Intel Corp., chasing orders for chips that run mobile devices, said its new Broadwell design based on the latest manufacturing process will start appearing in gadgets for sale by the year-end holiday shopping season.
Intel’s Core M chip will be used in thin computers -- as slim as 9 millimeters (0.35 inches) -- that don’t need fans to cool them, Rani Borkar, Intel’s vice president and general manager of product development, said at a briefing today at the company’s headquarters in Santa Clara, California.

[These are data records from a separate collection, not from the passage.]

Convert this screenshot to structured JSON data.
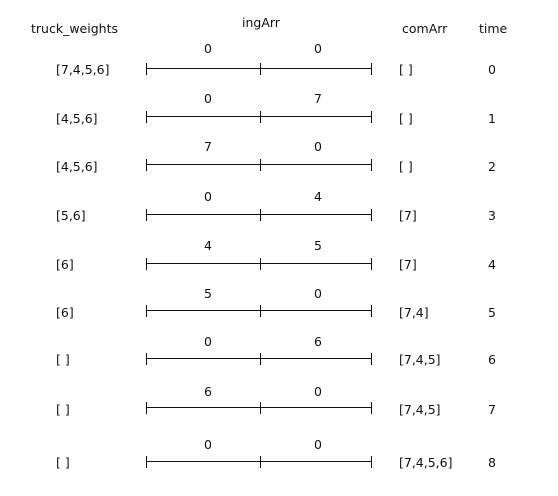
{
  "headers": {
    "truck_weights": "truck_weights",
    "ingArr": "ingArr",
    "comArr": "comArr",
    "time": "time"
  },
  "rows": [
    {
      "truck_weights": "[7,4,5,6]",
      "ing": [
        "0",
        "0"
      ],
      "comArr": "[ ]",
      "time": "0"
    },
    {
      "truck_weights": "[4,5,6]",
      "ing": [
        "0",
        "7"
      ],
      "comArr": "[ ]",
      "time": "1"
    },
    {
      "truck_weights": "[4,5,6]",
      "ing": [
        "7",
        "0"
      ],
      "comArr": "[ ]",
      "time": "2"
    },
    {
      "truck_weights": "[5,6]",
      "ing": [
        "0",
        "4"
      ],
      "comArr": "[7]",
      "time": "3"
    },
    {
      "truck_weights": "[6]",
      "ing": [
        "4",
        "5"
      ],
      "comArr": "[7]",
      "time": "4"
    },
    {
      "truck_weights": "[6]",
      "ing": [
        "5",
        "0"
      ],
      "comArr": "[7,4]",
      "time": "5"
    },
    {
      "truck_weights": "[ ]",
      "ing": [
        "0",
        "6"
      ],
      "comArr": "[7,4,5]",
      "time": "6"
    },
    {
      "truck_weights": "[ ]",
      "ing": [
        "6",
        "0"
      ],
      "comArr": "[7,4,5]",
      "time": "7"
    },
    {
      "truck_weights": "[ ]",
      "ing": [
        "0",
        "0"
      ],
      "comArr": "[7,4,5,6]",
      "time": "8"
    }
  ]
}
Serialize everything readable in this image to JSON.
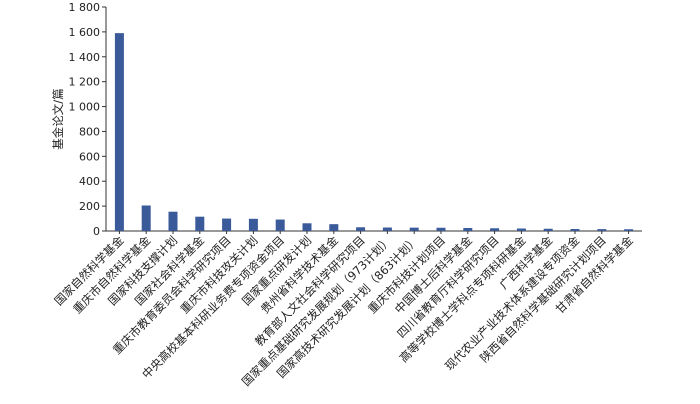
{
  "chart_data": {
    "type": "bar",
    "ylabel": "基金论文/篇",
    "ylim": [
      0,
      1800
    ],
    "yticks": [
      0,
      200,
      400,
      600,
      800,
      1000,
      1200,
      1400,
      1600,
      1800
    ],
    "ytick_labels": [
      "0",
      "200",
      "400",
      "600",
      "800",
      "1 000",
      "1 200",
      "1 400",
      "1 600",
      "1 800"
    ],
    "grid": false,
    "bar_color": "#3a5a99",
    "categories": [
      "国家自然科学基金",
      "重庆市自然科学基金",
      "国家科技支撑计划",
      "国家社会科学基金",
      "重庆市教育委员会科学研究项目",
      "重庆市科技攻关计划",
      "中央高校基本科研业务费专项资金项目",
      "国家重点研发计划",
      "贵州省科学技术基金",
      "教育部人文社会科学研究项目",
      "国家重点基础研究发展规划（973计划）",
      "国家高技术研究发展计划（863计划）",
      "重庆市科技计划项目",
      "中国博士后科学基金",
      "四川省教育厅科学研究项目",
      "高等学校博士学科点专项科研基金",
      "广西科学基金",
      "现代农业产业技术体系建设专项资金",
      "陕西省自然科学基础研究计划项目",
      "甘肃省自然科学基金"
    ],
    "values": [
      1590,
      205,
      155,
      115,
      100,
      98,
      92,
      62,
      55,
      30,
      28,
      27,
      26,
      24,
      22,
      20,
      18,
      16,
      15,
      14
    ]
  }
}
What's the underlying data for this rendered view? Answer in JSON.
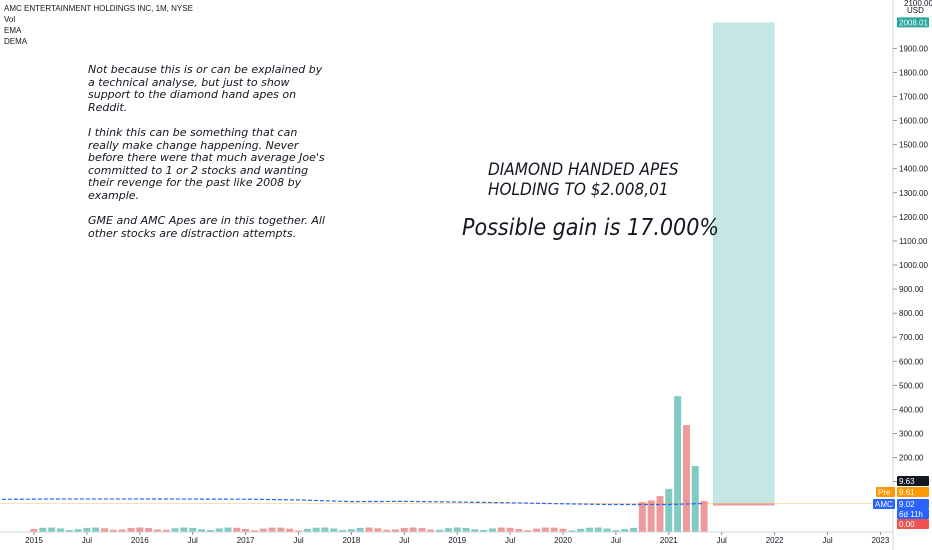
{
  "header": {
    "title": "AMC ENTERTAINMENT HOLDINGS INC, 1M, NYSE",
    "indicators": [
      "Vol",
      "EMA",
      "DEMA"
    ]
  },
  "annotations": {
    "note_paragraphs": [
      "Not because this is or can be explained by a technical analyse, but just to show support to the diamond hand apes on Reddit.",
      "I think this can be something that can really make change happening. Never before there were that much average Joe's committed to 1 or  2 stocks and wanting their revenge for the past like 2008 by example.",
      "GME and AMC Apes are in this together. All other stocks are distraction attempts."
    ],
    "headline_1": "DIAMOND HANDED APES",
    "headline_2": "HOLDING TO $2.008,01",
    "headline_3": "Possible gain is 17.000%"
  },
  "price_axis": {
    "unit": "USD",
    "top_label": "2100.00",
    "ticks": [
      "1900.00",
      "1800.00",
      "1700.00",
      "1600.00",
      "1500.00",
      "1400.00",
      "1300.00",
      "1200.00",
      "1100.00",
      "1000.00",
      "900.00",
      "800.00",
      "700.00",
      "600.00",
      "500.00",
      "400.00",
      "300.00",
      "200.00",
      "100.00"
    ]
  },
  "time_axis": {
    "ticks": [
      "2015",
      "Jul",
      "2016",
      "Jul",
      "2017",
      "Jul",
      "2018",
      "Jul",
      "2019",
      "Jul",
      "2020",
      "Jul",
      "2021",
      "Jul",
      "2022",
      "Jul",
      "2023"
    ]
  },
  "price_tags": [
    {
      "label": "2008.01",
      "value": 2008.01,
      "color": "#26a69a"
    },
    {
      "label": "9.63",
      "value": 9.63,
      "color": "#131722"
    },
    {
      "label": "Pre",
      "value": 9.61,
      "color": "#ff9800"
    },
    {
      "label": "9.61",
      "value": 9.61,
      "color": "#ff9800"
    },
    {
      "label": "AMC",
      "value": 9.02,
      "color": "#2962ff"
    },
    {
      "label": "9.02",
      "value": 9.02,
      "color": "#2962ff"
    },
    {
      "label": "6d 11h",
      "value": 9.02,
      "color": "#2962ff"
    },
    {
      "label": "0.00",
      "value": 0.0,
      "color": "#ef5350"
    }
  ],
  "chart_data": {
    "type": "bar",
    "title": "AMC ENTERTAINMENT HOLDINGS INC, 1M, NYSE",
    "y_unit": "USD",
    "ylim": [
      0,
      2100
    ],
    "xlim": [
      "2014-08",
      "2023-04"
    ],
    "grid": false,
    "projection": {
      "label": "2008.01",
      "entry": 9.02,
      "target": 2008.01,
      "from": "2021-06",
      "to": "2022-01"
    },
    "volume_bars": {
      "note": "volume values read against the price scale as drawn",
      "x": [
        "2020-10",
        "2020-11",
        "2020-12",
        "2021-01",
        "2021-02",
        "2021-03",
        "2021-04",
        "2021-05"
      ],
      "values": [
        15,
        22,
        40,
        70,
        455,
        335,
        165,
        20
      ],
      "colors": [
        "#ef9a9a",
        "#ef9a9a",
        "#ef9a9a",
        "#80cbc4",
        "#80cbc4",
        "#ef9a9a",
        "#80cbc4",
        "#ef9a9a"
      ]
    },
    "price_line": {
      "x": [
        "2014-08",
        "2015-04",
        "2016-01",
        "2017-01",
        "2017-07",
        "2018-01",
        "2018-07",
        "2019-07",
        "2020-01",
        "2020-06",
        "2021-01",
        "2021-05"
      ],
      "values": [
        26,
        28,
        28,
        27,
        24,
        17,
        18,
        12,
        8,
        5,
        5,
        9.02
      ]
    }
  }
}
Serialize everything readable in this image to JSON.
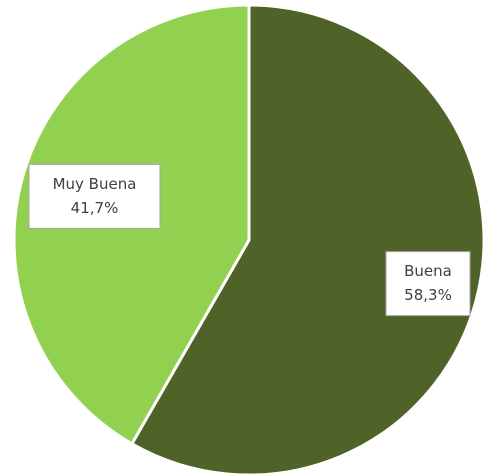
{
  "chart_data": {
    "type": "pie",
    "categories": [
      "Buena",
      "Muy Buena"
    ],
    "values": [
      58.3,
      41.7
    ],
    "value_labels": [
      "58,3%",
      "41,7%"
    ],
    "colors": [
      "#4f6228",
      "#92d050"
    ],
    "start_angle": 0,
    "direction": "clockwise"
  }
}
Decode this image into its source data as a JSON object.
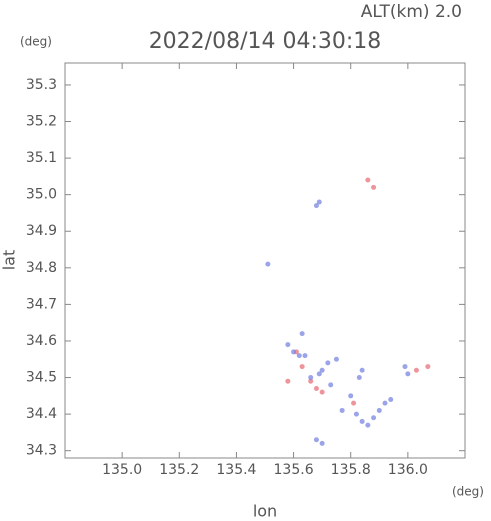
{
  "chart_data": {
    "type": "scatter",
    "title": "2022/08/14 04:30:18",
    "subtitle": "ALT(km) 2.0",
    "y_unit": "(deg)",
    "x_unit": "(deg)",
    "xlabel": "lon",
    "ylabel": "lat",
    "xlim": [
      134.8,
      136.2
    ],
    "ylim": [
      34.28,
      35.36
    ],
    "xticks": [
      {
        "value": 135,
        "label": "135.0"
      },
      135.2,
      135.4,
      135.6,
      135.8,
      {
        "value": 136,
        "label": "136.0"
      }
    ],
    "yticks": [
      34.3,
      34.4,
      34.5,
      34.6,
      34.7,
      34.8,
      34.9,
      {
        "value": 35,
        "label": "35.0"
      },
      35.1,
      35.2,
      35.3
    ],
    "series": [
      {
        "color": "#e8707a",
        "x": [
          135.86,
          135.88,
          135.63,
          135.66,
          135.68,
          135.7,
          135.81,
          136.07,
          136.03,
          135.58,
          135.61
        ],
        "values": [
          35.04,
          35.02,
          34.53,
          34.49,
          34.47,
          34.46,
          34.43,
          34.53,
          34.52,
          34.49,
          34.57
        ]
      },
      {
        "color": "#7a86e0",
        "x": [
          135.68,
          135.69,
          135.51,
          135.63,
          135.58,
          135.6,
          135.62,
          135.64,
          135.72,
          135.75,
          135.7,
          135.66,
          135.69,
          135.73,
          135.7,
          135.68,
          135.82,
          135.84,
          135.86,
          135.88,
          135.9,
          135.92,
          135.94,
          135.84,
          135.83,
          135.99,
          136.0,
          135.8,
          135.77
        ],
        "values": [
          34.97,
          34.98,
          34.81,
          34.62,
          34.59,
          34.57,
          34.56,
          34.56,
          34.54,
          34.55,
          34.52,
          34.5,
          34.51,
          34.48,
          34.32,
          34.33,
          34.4,
          34.38,
          34.37,
          34.39,
          34.41,
          34.43,
          34.44,
          34.52,
          34.5,
          34.53,
          34.51,
          34.45,
          34.41
        ]
      }
    ]
  }
}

The company is relying on its manufacturing, which it says is the most advanced in the industry, to produce processors that will outperform the chips that now dominate in phones and tablets, provided by companies such as Qualcomm Inc. using technology from ARM Holdings Plc. The Broadwell design has new features aimed at getting computer-grade chips into tablet-like devices, Borkar said.
Using 14 nanometer processing techniques, Intel is creating chips that use half the power of previous designs and take up less space inside devices.
Last year, Intel disclosed that Broadwell was suffering from manufacturing challenges that delayed the chip being offered to device makers. On a recent conference call, Chief Executive Officer Brian Krzanich said that delay was about six months.
In the mobile market, many processors are now built in as part of technology known as system-on-a-chip. By combining multiple chips into one piece of silicon, the products take up less space, use less power and often perform multiple functions -- such as pulling down data over wireless networks and playing back video -- more efficiently.
While Intel says its production technology is ahead, it has lagged behind Qualcomm and other companies in the introduction of chips that have multiple functions.
Intel shares rose 1.3 percent to $33.02 at the close in New York. The stock has gained more than 27 percent this year.